Other Settings: Set the "Managed Stripping Level" to High to remove unused .NET library code. Enable "Strip Engine Code" to remove unused engine modules. Set the initial memory size based on your game's needs, typically 32-64 MB for simple 2D games and 128-256 MB for 3D titles. If your game does not use exceptions extensively, consider setting "Enable Exceptions" to "None" for better performance, though "Explicitly Thrown Exceptions Only" is a safer default.

Step 4: Optimize Assets for Web Delivery

Asset optimization is where the most significant build size reductions happen. Start with textures, which typically account for 60-80% of a WebGL build's data file. Set maximum texture sizes appropriate to their use: UI elements rarely need more than 512x512, environment textures can often work at 1024x1024, and only hero assets should use 2048x2048. Enable texture compression (ASTC for mobile targets, DXT for desktop) and use sprite atlasing to combine multiple small textures into single draw calls.

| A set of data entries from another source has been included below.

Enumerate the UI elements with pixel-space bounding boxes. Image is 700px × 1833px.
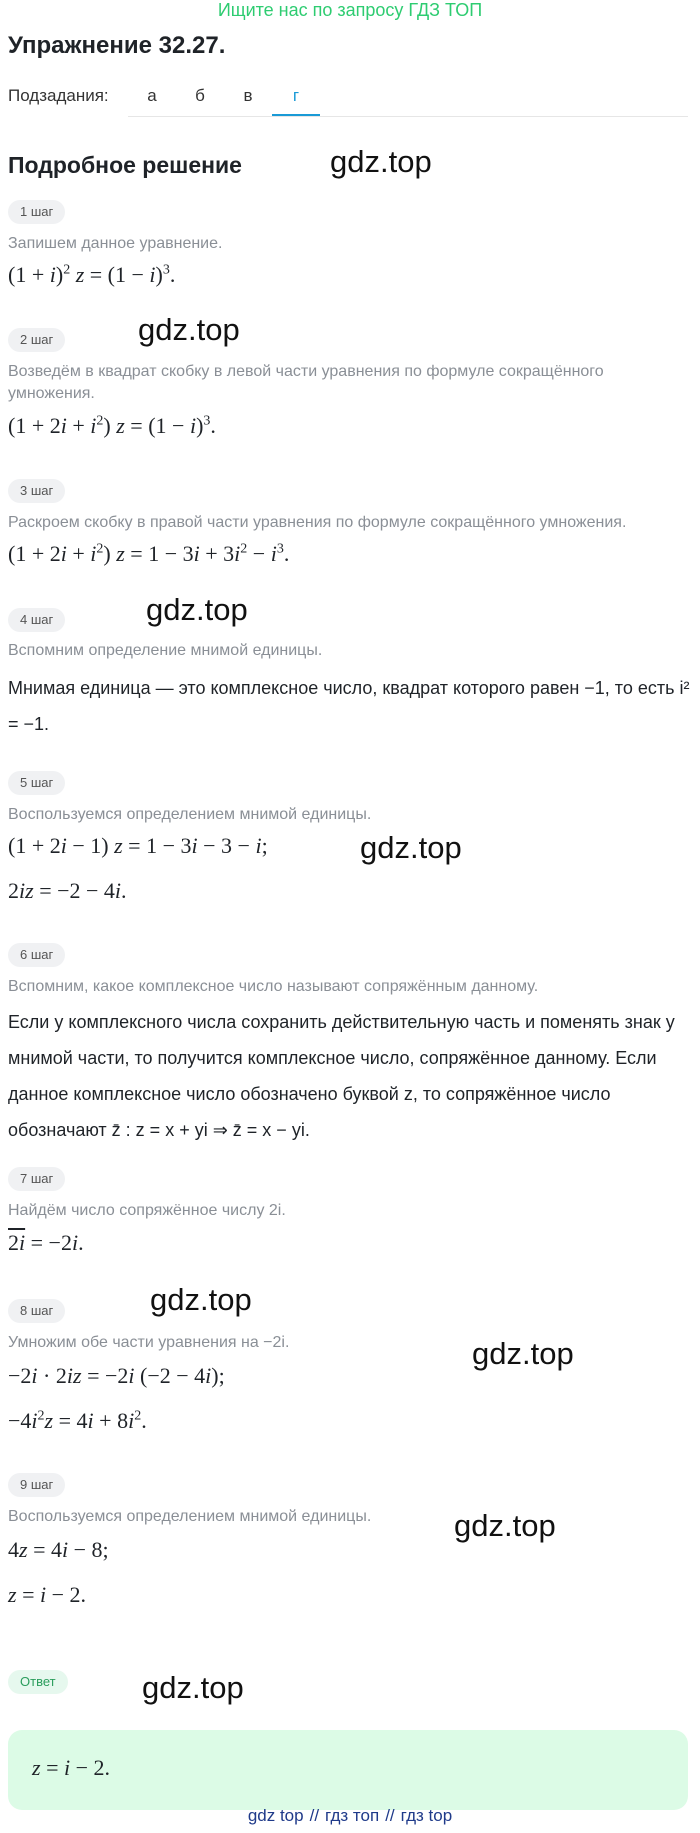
step-badge-7: 7 шаг (8, 1167, 65, 1191)
answer-formula: z = i − 2. (32, 1755, 111, 1780)
step-desc-6: Вспомним, какое комплексное число называют сопряжённым данному. (8, 978, 539, 995)
step-badge-9: 9 шаг (8, 1473, 65, 1497)
footer-separator: // (309, 1806, 320, 1825)
watermark: gdz.top (330, 144, 432, 179)
watermark: gdz.top (150, 1282, 252, 1317)
section-title: Подробное решение (8, 152, 242, 178)
watermark: gdz.top (146, 592, 248, 627)
step-desc-2: Возведём в квадрат скобку в левой части уравнения по формуле сокращённого умножения. (8, 363, 604, 402)
subtask-tab-a[interactable]: а (147, 86, 157, 105)
watermark: gdz.top (472, 1336, 574, 1371)
step-formula-9b: z = i − 2. (8, 1582, 87, 1607)
step-text-6: Если у комплексного числа сохранить действительную часть и поменять знак у мнимой части, то получится комплексное число, сопряжённое данному. Если данное комплексное число обозначено буквой z, то сопряжённое число обозначают z̄ : z = x + yi ⇒ z̄ = x − yi. (8, 1012, 675, 1140)
footer-link-2[interactable]: гдз топ (325, 1806, 380, 1825)
watermark: gdz.top (138, 312, 240, 347)
footer-separator: // (385, 1806, 395, 1825)
page-title: Упражнение 32.27. (8, 32, 226, 59)
step-desc-4: Вспомним определение мнимой единицы. (8, 642, 323, 659)
watermark: gdz.top (454, 1508, 556, 1543)
subtask-tab-v[interactable]: в (243, 86, 253, 105)
step-formula-7: 2i = −2i. (8, 1230, 84, 1255)
step-badge-5: 5 шаг (8, 771, 65, 795)
footer-link-1[interactable]: gdz top (247, 1806, 304, 1825)
step-formula-2: $(1 + 2i + i^2)$ $z = (1 - i)^3$. (8, 413, 216, 438)
footer-link-3[interactable]: гдз top (400, 1806, 453, 1825)
step-formula-9a: 4z = 4i − 8; (8, 1537, 109, 1562)
answer-badge: Ответ (8, 1670, 68, 1694)
step-formula-5b: 2iz = −2 − 4i. (8, 878, 127, 903)
footer-links (0, 1806, 700, 1826)
step-badge-2: 2 шаг (8, 328, 65, 352)
step-badge-1: 1 шаг (8, 200, 65, 224)
search-banner: Ищите нас по запросу ГДЗ ТОП (217, 0, 483, 20)
step-formula-3: $(1 + 2i + i^2)$ $z = 1 - 3i + 3i^2 - i^3$. (8, 541, 290, 566)
subtask-tab-g[interactable]: г (272, 76, 320, 116)
step-formula-8a: −2i · 2iz = −2i (−2 − 4i); (8, 1363, 225, 1388)
step-badge-4: 4 шаг (8, 608, 65, 632)
step-formula-8b: $-4i^2z = 4i + 8i^2$. (8, 1408, 147, 1433)
step-desc-8: Умножим обе части уравнения на −2i. (8, 1334, 290, 1351)
step-formula-1: $(1 + i)^2$ $z = (1 - i)^3$. (8, 262, 176, 287)
subtasks-label: Подзадания: (8, 86, 109, 105)
subtask-tabs (128, 76, 320, 116)
step-desc-9: Воспользуемся определением мнимой единицы. (8, 1508, 372, 1525)
watermark: gdz.top (360, 830, 462, 865)
step-text-4: Мнимая единица — это комплексное число, квадрат которого равен −1, то есть i² = −1. (8, 678, 690, 734)
step-desc-5: Воспользуемся определением мнимой единицы. (8, 806, 372, 823)
subtask-tab-b[interactable]: б (195, 86, 205, 105)
step-badge-6: 6 шаг (8, 943, 65, 967)
step-formula-5a: (1 + 2i − 1) z = 1 − 3i − 3 − i; (8, 833, 268, 858)
step-badge-3: 3 шаг (8, 479, 65, 503)
step-desc-1: Запишем данное уравнение. (8, 235, 223, 252)
tabs-divider (128, 116, 688, 117)
step-desc-3: Раскроем скобку в правой части уравнения по формуле сокращённого умножения. (8, 514, 627, 531)
step-desc-7: Найдём число сопряжённое числу 2i. (8, 1202, 286, 1219)
step-badge-8: 8 шаг (8, 1299, 65, 1323)
watermark: gdz.top (142, 1670, 244, 1705)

For audio, switch music tracks to Vorbis compression at 70-80% quality and use ADPCM for short sound effects. A 3-minute music loop at full quality can be 30 MB uncompressed, while Vorbis at 70% quality reduces it to under 2 MB with minimal audible difference. Limit the number of simultaneous AudioSources to prevent CPU spikes during playback.

Review your project for unused assets. Unity includes every asset referenced by any scene in the build, even if that scene is never loaded at runtime. Remove unused scenes from the build list, delete orphaned prefabs and materials, and use the Unity Profiler's "Assets" module to identify large files that could be compressed or removed. Consider using Addressable Assets for content that is not needed at startup, allowing it to stream in on demand.

Step 5: Build and Test Locally

Return to Build Settings and click "Build And Run." Unity will prompt you for an output directory. Choose a dedicated folder (such as "WebGL_Build") and let the compilation proceed. The first WebGL build takes significantly longer than subsequent builds because Emscripten must compile the entire codebase. Incremental builds that only recompile changed scripts are much faster.

Unity's "Build And Run" option automatically starts a local web server and opens the build in your default browser. This is important because WebGL builds cannot run from local file:// URLs due to browser security restrictions on cross-origin requests. If you need to test without "Build And Run," you can use Python's built-in server (python -m http.server 8000) or Node.js (npx serve) from the build output directory.

Test on multiple browsers. Chrome, Firefox, Safari, and Edge each have different WebGL implementations with different performance characteristics and limitations. Safari on macOS and iOS is typically the most restrictive in terms of memory and WebGL feature support. Firefox often provides the best developer tools for WebGL debugging through its Canvas and Shader editors.

Step 6: Deploy to a Web Server

Upload the contents of the build output folder to your web server. The folder contains an index.html file (from your chosen template), a Build directory with the .wasm, .data, .framework.js, and .loader.js files, and optionally a TemplateData directory with CSS and loading assets.

Configure your server to serve .wasm files with the MIME type application/wasm. If you used Brotli compression, serve the .br files with Content-Encoding: br and the appropriate underlying content type. For gzip, use Content-Encoding: gzip. Most CDNs handle this automatically when configured for compressed content delivery.

For production deployment, place the build behind a CDN for faster global delivery. Set cache headers appropriately: long cache lifetimes (1 year) for versioned asset files, shorter lifetimes (1 hour to 1 day) for the HTML page and loader script. This ensures returning players load cached assets instantly while always receiving the latest game version.

Key Takeaway

The biggest impact on build quality comes from Step 4: asset optimization. Compression settings, texture sizes, and audio encoding determine both your download size and runtime performance. Invest the most time there before worrying about advanced build configurations.